Green and Tao famously proved (The primes contain arbitrarily long arithmetic progressions) that there are arbitrarily long arithmetic progressions in the primes. Specifically, for $k = 3$ this implies that there are infinitely many integers $x,y$ such that
$$\Lambda(x-2y) \Lambda(x) \Lambda(x+2y) > 0$$
where $\Lambda$ is the von Mangoldt function. However, as far as I know their result is somewhat weak quantitatively, in the sense that it is far from producing an asymptotic formula for the expression above.

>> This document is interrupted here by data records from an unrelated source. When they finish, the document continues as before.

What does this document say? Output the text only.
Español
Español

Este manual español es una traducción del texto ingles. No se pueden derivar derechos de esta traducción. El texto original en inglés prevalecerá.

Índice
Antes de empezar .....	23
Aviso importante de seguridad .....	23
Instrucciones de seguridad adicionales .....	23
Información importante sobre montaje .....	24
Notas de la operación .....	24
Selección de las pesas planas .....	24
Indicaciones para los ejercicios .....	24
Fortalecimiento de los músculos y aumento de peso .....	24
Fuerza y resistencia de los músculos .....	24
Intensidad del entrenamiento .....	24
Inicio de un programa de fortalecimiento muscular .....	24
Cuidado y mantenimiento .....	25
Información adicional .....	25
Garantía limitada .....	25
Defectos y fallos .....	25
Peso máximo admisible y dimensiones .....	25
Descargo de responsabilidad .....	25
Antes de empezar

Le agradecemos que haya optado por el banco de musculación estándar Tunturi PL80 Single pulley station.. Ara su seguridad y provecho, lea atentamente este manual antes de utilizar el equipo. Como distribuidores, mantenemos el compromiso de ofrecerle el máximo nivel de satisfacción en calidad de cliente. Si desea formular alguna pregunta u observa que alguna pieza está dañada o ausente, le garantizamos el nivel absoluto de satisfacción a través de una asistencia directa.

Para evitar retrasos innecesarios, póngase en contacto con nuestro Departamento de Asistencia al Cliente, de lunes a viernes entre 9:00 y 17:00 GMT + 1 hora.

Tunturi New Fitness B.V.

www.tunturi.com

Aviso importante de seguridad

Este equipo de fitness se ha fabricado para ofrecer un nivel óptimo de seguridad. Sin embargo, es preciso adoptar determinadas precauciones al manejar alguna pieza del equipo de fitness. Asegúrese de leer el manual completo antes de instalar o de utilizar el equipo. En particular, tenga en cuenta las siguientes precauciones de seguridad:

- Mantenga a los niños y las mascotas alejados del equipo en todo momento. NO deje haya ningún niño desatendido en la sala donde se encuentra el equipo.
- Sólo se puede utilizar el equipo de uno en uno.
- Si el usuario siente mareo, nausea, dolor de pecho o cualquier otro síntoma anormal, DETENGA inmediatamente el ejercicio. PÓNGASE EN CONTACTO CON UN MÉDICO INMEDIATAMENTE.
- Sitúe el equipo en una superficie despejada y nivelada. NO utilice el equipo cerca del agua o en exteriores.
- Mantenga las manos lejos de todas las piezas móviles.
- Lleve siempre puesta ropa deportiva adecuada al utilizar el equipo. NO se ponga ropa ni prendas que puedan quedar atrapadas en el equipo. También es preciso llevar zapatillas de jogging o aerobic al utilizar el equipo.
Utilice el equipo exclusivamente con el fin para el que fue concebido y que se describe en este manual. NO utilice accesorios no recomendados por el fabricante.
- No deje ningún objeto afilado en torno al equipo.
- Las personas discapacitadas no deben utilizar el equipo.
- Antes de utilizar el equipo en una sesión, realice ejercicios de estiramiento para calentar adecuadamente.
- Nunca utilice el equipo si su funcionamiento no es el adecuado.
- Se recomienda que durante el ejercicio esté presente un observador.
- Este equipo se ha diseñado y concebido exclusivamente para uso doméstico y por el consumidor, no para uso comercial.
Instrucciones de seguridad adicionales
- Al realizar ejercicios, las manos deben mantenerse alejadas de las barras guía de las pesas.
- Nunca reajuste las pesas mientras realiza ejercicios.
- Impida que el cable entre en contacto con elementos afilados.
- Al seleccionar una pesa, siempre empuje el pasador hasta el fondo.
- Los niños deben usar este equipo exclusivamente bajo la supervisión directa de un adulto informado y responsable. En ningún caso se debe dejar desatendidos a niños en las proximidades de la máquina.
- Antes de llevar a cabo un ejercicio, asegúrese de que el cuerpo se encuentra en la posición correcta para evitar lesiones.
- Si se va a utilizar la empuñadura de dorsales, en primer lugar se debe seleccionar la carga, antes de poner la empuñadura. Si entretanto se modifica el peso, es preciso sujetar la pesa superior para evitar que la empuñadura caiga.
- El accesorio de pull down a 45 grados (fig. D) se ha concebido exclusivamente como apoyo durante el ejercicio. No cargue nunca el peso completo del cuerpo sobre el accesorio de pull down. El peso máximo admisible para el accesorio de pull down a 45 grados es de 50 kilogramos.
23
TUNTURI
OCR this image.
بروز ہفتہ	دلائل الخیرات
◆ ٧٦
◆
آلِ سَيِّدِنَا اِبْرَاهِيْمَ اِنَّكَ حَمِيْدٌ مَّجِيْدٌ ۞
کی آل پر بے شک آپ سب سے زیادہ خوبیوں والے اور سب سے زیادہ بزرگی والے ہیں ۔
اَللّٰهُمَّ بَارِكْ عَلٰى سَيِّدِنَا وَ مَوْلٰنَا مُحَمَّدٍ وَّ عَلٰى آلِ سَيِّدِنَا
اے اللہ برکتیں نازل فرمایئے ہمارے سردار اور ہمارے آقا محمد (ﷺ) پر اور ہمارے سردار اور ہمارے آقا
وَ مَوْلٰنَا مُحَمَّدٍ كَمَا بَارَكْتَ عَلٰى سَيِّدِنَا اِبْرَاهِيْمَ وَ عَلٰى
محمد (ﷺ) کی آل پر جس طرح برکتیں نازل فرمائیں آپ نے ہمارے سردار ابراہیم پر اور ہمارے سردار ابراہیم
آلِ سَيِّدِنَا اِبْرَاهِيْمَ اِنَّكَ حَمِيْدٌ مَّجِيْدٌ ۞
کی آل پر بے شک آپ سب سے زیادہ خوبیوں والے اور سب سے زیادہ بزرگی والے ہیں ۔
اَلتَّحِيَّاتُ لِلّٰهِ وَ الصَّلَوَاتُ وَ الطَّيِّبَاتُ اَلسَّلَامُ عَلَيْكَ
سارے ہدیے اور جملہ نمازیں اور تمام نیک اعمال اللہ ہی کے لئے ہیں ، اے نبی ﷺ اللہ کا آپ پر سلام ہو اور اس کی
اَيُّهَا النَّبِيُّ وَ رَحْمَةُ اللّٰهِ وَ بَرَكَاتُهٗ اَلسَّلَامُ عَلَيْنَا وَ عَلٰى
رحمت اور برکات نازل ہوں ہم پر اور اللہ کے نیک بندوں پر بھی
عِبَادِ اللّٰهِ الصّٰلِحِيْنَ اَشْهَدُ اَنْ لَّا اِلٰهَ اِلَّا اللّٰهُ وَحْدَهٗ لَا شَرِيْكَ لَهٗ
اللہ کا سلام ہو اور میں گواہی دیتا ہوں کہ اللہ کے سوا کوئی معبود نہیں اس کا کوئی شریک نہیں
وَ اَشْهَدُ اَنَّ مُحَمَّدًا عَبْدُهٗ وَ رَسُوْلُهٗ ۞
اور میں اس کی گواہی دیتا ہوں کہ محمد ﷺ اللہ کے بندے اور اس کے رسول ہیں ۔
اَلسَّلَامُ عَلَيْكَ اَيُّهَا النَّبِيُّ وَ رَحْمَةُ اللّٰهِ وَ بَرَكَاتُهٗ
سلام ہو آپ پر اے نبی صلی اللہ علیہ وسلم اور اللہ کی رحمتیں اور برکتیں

My question is about the asymptotic evaluation of the sum
$$\displaystyle \sum_{\substack{|x(x^2 - 4y^2)| \leq X \\ x,y \in \mathbb{Z}}} \Lambda(x-2y) \Lambda(x) \Lambda(x+2y),$$
as a function of $X$.
If we replace each of the von Mangoldt functions with $1$, then there is an asymptotic formula for this sum, given for example by Mahler's theorem. In particular we have
$$\displaystyle \sum_{\substack{|x(x^2 - 4y^2)| \leq X \\ x,y \in \mathbb{Z}}} 1 = \frac{3\Gamma^2(1/3)}{2^{4/3}\Gamma(2/3)} X^{\frac{2}{3}} + O \left(X^{\frac{1}{2}} \right),$$
see for example my paper with Cam Stewart for a summary (On the representation of integers by binary forms).